In China, the destruction of Yuanmingyuan ("the garden of perfect brightness") or the Old Summer Palace in Beijing is seen as a national tragedy.

In 1860, the Anglo-French expedition forces burned down this exquisite resort meant for Manchu royalty of the Qing Dynasty (1644-1911) during the Second Opium War (1856-60).

But now there are efforts to discover more about this magnificent garden.
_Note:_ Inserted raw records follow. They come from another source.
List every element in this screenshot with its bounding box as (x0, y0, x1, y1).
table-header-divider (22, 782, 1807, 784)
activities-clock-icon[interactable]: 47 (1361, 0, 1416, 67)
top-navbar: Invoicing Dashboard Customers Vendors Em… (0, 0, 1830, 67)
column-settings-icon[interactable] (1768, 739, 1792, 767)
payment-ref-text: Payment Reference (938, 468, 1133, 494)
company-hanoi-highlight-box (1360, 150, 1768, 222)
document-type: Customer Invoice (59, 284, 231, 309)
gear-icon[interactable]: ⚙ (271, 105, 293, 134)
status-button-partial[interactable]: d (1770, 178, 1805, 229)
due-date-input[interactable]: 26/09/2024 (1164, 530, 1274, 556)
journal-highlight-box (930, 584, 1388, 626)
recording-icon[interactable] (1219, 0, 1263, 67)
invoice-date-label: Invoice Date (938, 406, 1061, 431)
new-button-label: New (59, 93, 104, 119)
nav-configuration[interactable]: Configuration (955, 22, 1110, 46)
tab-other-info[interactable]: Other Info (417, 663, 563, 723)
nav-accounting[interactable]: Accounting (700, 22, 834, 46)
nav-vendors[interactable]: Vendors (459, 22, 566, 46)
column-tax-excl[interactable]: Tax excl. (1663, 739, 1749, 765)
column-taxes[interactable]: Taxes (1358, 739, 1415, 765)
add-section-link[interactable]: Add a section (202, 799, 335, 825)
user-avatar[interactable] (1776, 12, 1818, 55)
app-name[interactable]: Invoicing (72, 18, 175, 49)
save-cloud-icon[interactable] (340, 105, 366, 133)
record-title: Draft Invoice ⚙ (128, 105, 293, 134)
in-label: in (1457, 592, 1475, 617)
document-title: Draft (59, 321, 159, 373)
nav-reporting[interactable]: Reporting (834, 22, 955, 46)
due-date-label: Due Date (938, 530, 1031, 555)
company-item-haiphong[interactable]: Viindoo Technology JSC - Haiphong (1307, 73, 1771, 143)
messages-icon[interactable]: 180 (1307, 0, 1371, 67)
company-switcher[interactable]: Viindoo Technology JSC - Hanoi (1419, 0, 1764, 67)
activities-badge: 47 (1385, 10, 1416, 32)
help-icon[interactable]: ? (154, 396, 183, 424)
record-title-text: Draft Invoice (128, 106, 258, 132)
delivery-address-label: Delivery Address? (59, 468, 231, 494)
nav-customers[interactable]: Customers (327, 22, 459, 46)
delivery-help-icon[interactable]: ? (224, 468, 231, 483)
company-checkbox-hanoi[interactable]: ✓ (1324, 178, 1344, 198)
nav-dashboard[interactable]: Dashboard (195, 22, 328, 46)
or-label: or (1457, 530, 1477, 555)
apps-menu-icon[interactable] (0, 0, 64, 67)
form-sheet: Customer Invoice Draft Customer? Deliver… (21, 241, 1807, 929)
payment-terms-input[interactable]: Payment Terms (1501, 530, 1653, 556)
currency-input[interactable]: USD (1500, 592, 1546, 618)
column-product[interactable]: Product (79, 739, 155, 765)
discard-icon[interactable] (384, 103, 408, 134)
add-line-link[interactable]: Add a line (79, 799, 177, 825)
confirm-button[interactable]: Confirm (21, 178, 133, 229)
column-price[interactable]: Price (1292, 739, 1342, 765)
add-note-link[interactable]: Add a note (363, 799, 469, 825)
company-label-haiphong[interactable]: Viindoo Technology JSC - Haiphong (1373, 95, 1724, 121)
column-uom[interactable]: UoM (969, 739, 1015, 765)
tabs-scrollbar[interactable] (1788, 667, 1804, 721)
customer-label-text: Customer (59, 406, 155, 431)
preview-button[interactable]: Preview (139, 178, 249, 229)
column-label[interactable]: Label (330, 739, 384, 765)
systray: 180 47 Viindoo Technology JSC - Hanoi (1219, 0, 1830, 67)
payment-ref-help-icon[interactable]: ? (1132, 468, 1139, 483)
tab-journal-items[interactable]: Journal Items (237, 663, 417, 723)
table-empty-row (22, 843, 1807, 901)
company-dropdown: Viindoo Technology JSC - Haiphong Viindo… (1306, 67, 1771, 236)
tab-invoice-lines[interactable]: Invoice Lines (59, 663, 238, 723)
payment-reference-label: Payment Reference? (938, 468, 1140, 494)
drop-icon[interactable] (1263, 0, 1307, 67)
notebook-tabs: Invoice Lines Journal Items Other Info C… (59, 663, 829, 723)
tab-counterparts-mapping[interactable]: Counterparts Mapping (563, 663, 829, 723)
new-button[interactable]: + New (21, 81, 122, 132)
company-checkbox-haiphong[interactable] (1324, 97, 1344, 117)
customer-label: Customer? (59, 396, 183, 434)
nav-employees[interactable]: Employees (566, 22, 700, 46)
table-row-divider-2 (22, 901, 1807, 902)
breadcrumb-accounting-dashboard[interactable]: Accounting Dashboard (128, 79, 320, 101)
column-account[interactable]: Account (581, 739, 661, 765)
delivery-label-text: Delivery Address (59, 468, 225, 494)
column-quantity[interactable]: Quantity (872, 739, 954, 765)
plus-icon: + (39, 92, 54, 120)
And archaeologists, with the help of paintings and historical files, are trying to get a better picture of this landmark.

In a project to the east of the Yuanmingyuan ruins, the remains of Ruyuan, an exquisite garden in typical Jiangnan style (which refers to areas in East China on the southern banks of the Yangtze River), was unearthed.

The 19,000 square meter garden is a replica of Zhanyuan, a garden from Nanjing, in eastern Jiangsu province, and it was built following an edict by Emperor Qianlong (1711-99).

The garden, completed in 1767, was called Ruyuan, which means "a garden just like Zhanyuan".

Huge and almost intact bases of buildings have been found at the site other than a garden with paths paved in colorful stones.

"It was a surprise to find the foundation so well-preserved," says Zhang Zhonghua, an archaeologist from the Beijing Research Institute of Cultural Heritage and leader of the Yuanmingyuan project.